Anyway, back at the garden, the two massive limbs of the compromised willow have left a third seriously compromised. I think it's been two or three summers ago that Parks last came around with a crew of shirtless sweaty college boys in dueling cherry-pickers to trim the willows. They need more regular care, obviously. Please send them around again. Please.
The VP of parks growled he'd like to see the whole tree taken out. And while that would mean the Parks Boys would be around for a while, I'm actually a big fan of those willows. They provide the most delicious dappled sunlight in the late afternoon. With regular maintenance they'd be perfectly fine where they are. As it is though, they're a danger to gardeners — the special needs garden is located between them — and passersby below.

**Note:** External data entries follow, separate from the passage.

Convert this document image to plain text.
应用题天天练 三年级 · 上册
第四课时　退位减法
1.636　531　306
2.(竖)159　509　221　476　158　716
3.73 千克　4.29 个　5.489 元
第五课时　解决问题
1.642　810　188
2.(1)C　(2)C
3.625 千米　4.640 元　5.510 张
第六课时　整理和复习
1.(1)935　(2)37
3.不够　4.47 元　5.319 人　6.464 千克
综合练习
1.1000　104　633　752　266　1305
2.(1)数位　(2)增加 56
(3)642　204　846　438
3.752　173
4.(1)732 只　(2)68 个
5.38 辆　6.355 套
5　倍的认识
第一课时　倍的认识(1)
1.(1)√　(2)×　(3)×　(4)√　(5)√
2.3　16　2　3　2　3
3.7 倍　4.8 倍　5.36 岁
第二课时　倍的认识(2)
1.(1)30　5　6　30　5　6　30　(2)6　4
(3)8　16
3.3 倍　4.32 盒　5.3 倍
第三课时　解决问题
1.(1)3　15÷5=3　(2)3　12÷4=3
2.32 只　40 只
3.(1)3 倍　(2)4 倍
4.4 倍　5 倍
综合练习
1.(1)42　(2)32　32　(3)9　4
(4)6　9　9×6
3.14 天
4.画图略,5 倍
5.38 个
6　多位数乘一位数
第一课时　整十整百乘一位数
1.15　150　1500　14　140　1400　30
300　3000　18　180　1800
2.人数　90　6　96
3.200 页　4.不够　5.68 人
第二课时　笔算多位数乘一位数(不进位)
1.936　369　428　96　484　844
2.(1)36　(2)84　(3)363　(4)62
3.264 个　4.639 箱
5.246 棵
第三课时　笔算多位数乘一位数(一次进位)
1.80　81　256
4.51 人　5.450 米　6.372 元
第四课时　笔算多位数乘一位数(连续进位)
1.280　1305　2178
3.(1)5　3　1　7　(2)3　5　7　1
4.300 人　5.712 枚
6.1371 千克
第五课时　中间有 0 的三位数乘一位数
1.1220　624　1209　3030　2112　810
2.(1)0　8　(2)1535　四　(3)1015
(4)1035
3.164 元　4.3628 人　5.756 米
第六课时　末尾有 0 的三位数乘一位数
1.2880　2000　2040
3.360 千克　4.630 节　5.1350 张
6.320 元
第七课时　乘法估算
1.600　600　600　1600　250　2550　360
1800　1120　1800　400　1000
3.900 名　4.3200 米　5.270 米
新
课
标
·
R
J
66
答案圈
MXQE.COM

Luckily the newbie assigned to the garden that was basically demolished by the two massive limbs had yet to get to work on the long-derelict plot. She was starting to get on everybody's nerves with her daily trips to look in on her new plot, cooing at it, and telling passersby: "this is my new garden! It speaks to my soul!"
That was her big line when the VP of Parks offered it to her. "It speaks to my soul!" I would have asked her what it was saying, because all I heard was "Weed me! Weed me before I go to seed!" We're a pretty hardened lot in Row E. We'd rather your new plot spoke to your hands than your heart, at least until you got it under control.
Too late now.
It was quite a storm, though. Yes, indeed.